Interview mit Michael Stahl

Wie genau sieht Ihr Arbeitsalltag aus?
Da ich seit einigen Monaten keinen Personenschutz mehr mache, bin ich
hauptsächlich in der Prävention tätig. Ich besitze eine Sportschule für
Selbstverteidigung, wo ich fast täglich unterrichte. Desweiteren gebe ich
Buchvorträge, arbeite an Schulen, Heimen, Kindergärten.

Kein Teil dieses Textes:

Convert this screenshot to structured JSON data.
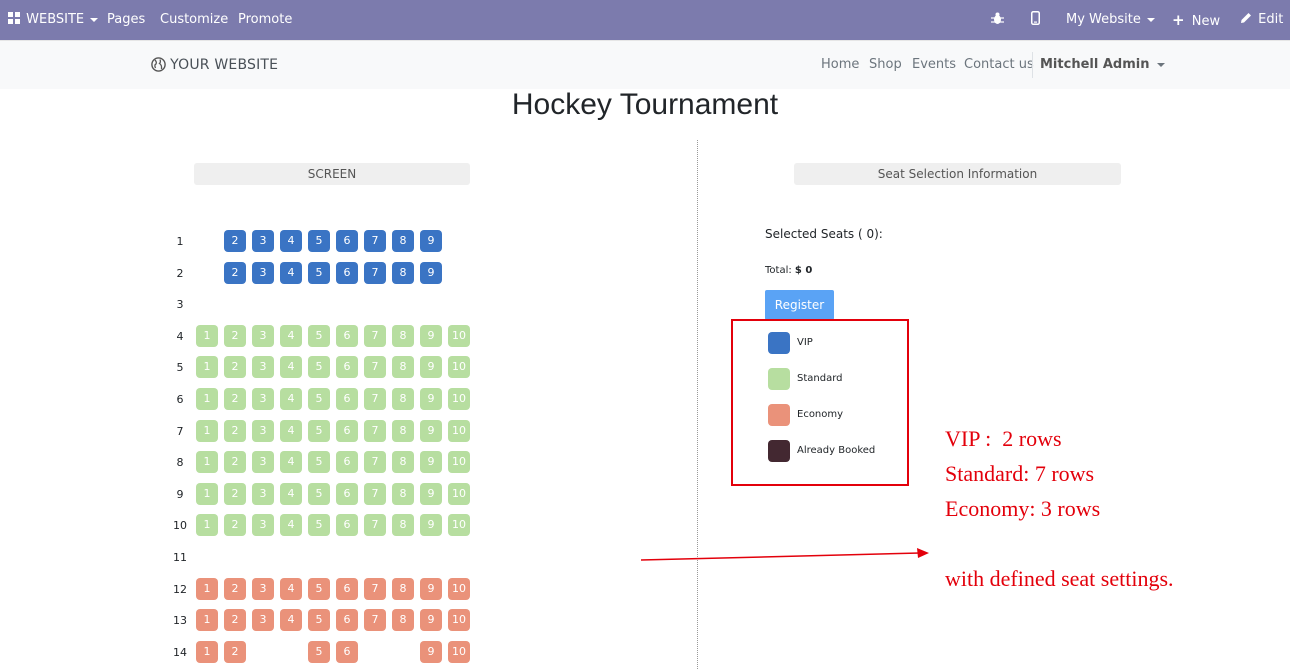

Im Prinzip habe
ich jeden Tag einen anderen Ablauf, mein Beruf ist wirklich meine
Berufung.

 

Zu welchem Themen bieten sie Workshops an?
Selbstverteidigung - Selbstbehauptung - Vorträge in Gemeinden zu den
Themen Glaube & GOTT

 

Wer sind ihre Zielgruppen
Meine Zielgruppe sind alle Menschen…..Täter, Opfer….die ganze
Gesellschaft…Gewalt, Zivilcourage….Umgang miteinander…..

 

Welches war ihr schönstes Erlebnis während der Arbeit?
Ich hatte viele tolle Erlebnisse - Täter, die sich bei Opfern
entschuldigten oder Menschen, die nach meinem selbst komponierten Song “Feel
the Power” in Tränen ausbrachen, was natürlich für mich sehr bewegend war.
Zudem die Tatsache, dass ich die lebende Legende Muhammad Ali beschützete, wir lagen uns sogar
in den Armen und weinten. Ein tolles Highlight war natürlich auch mein
Einsatz beim Papstbesuch 2006.

 

Welches war ihr schlimmstes Erlebnis?
Mein schlimmste Erlebnis - auch da gibt es viele. Ich habe in meinem
Leben und in meinem Beruf die Spezies Mensch kennengelernt. Es gibt tolle,
liebe und warmherzige Menschen und es gibt sehr viele Bestien. Ja, dass
meine ich auch so. Wir Menschen sind sehr kreativ, wenn es darum geht, wie
wir in unseren Klassen, Firmen, Vereinen, Familien einen Menschen quälen
und zerstören. Die Geschichten hierzu sind zu viele und zu grausam.
In 15 Jahren Sicherheitsdienst ist mir so ziemlich alles passiert. Ich
war in hunderten von Ausseinandersetzungen verwickelt, man wollte mich
erstechen, erschlagen, ermorden usw.
Doch es ist mir sehr wichtig zu erwähnen - ich habe NIE einen Menschen
geschlagen.

 

Was wünschen sie sich für die Zukunft?
Ich wünsche mir für die Zukunft, dass die Menschen wieder GOTT kennen
lernen - wir haben uns von IHM entfernt. Ohne IHN geht es nicht. Ich erlebe unendlich viel mit IHM, mein Leben selbst ist eines der größten Wunder. Im Elend und in Dunkelheit aufgewachsen hat GOTT mich
geführt. Diese Sicherheit, diese Liebe, die ich in mir trage, diese Hoffnung, das wünsche ich jeden Menschen.